Ich kann es nicht fassen, dass Jesus mir keine Vorwürfe macht, keine Erwartungen formuliert, mich nicht mit Forderungen eindeckt. Hat er mir meine Untreue und mein Versagen bedingungslos vergeben? Traut er mir tatsächlich zu, dass ich in Zukunft – ja was eigentlich? Was heisst das, «meine Lämmer weiden» und «meine Schafe leiten»? Ich entwerfe schon Zukunftspläne: Ich muss bestimmt, ich sollte vielleicht, ich werde sicher ...
In meine Überlegungen platzt Jesus mit seiner dritten Frage hinein: «Simon, Sohnvon Johannes, liebst du mich?» Warum noch einmal dieselbe Frage, Herr? Glaubst du mir nicht? Willst du mich gar mit dem dreimaligen «Liebst du mich?» durch die Blume daran erinnern, dass ich dich dreimal verleugnet habe? Dabei habe ich dich nie so kennengelernt, dass du Salz in Wunden streust.

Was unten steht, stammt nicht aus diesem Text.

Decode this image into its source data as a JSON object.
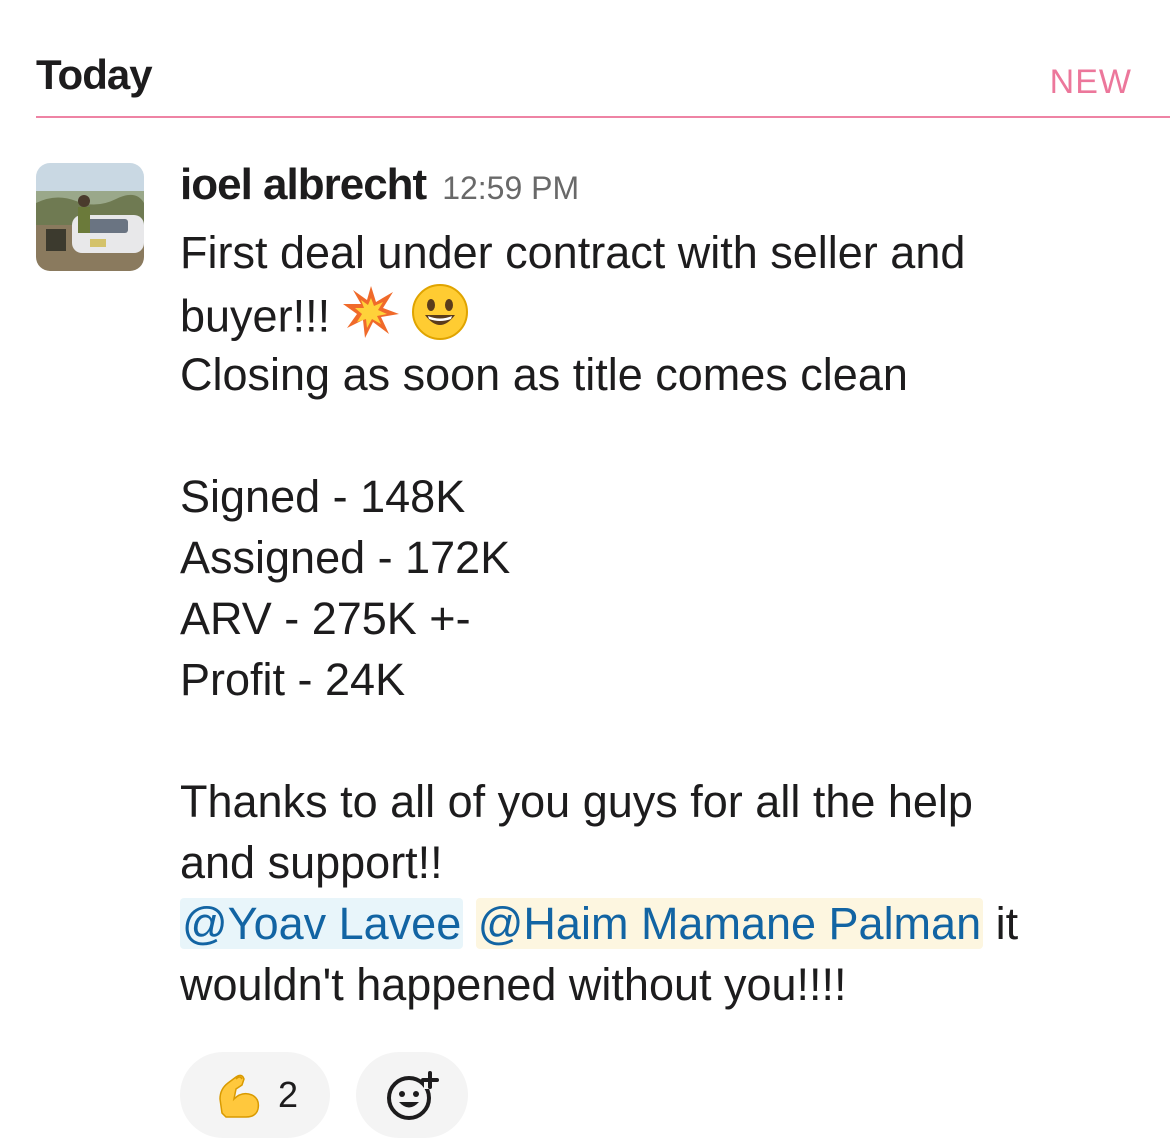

Oder will Jesus mir und all den anderen, die am Feuer dabeisitzen und gebannt zuhören, eine ganz andere unvergessliche Lektion erteilen? Will er mir sagen, dass meine Liebe zu ihm wichtiger ist als alles, was ich je für ihn tun kann? Dass er von mir nicht in erster Linie Leistungen erwartet, Einsatz, Dienstbereitschaft, Aufopferung, Verzicht und anderes, was bei Menschen Bewunderung und Lob einbringt? Will er mir, dem «Mehr als-Typen», sagen: «Komm, Simon, lass uns gemeinsam durchs Leben gehen. Freu dich am Leben mit mir, wie ich mich am Leben mit dir freue. Das ist das Entscheidende. Ich liebe dich bedingungslos. Du kannst und musst nichts tun, damit ich dich mehr liebe. Und du kannst meine Liebe durch nichts verspielen. Und von dir wünsche ich mir nichts anderes, als dass du mich auch liebst. Wenn du voll Tatendrang bist und aus Liebe zu mir für mich die Welt veränderst – wunderbar! Aber unsere Liebe hält uns auch dann zusammen, wenn du einmal alt und schwach bist oder aus anderen Gründen nicht oder nicht mehr aktiv sein kannst.»
«Simon, liebst du mich?» – «Herr, du weisst alles, du weisst auch, dass ich dich liebe!» Damit ist das Entscheidende zwischen uns gesagt. Das reicht für ein ganzes Leben.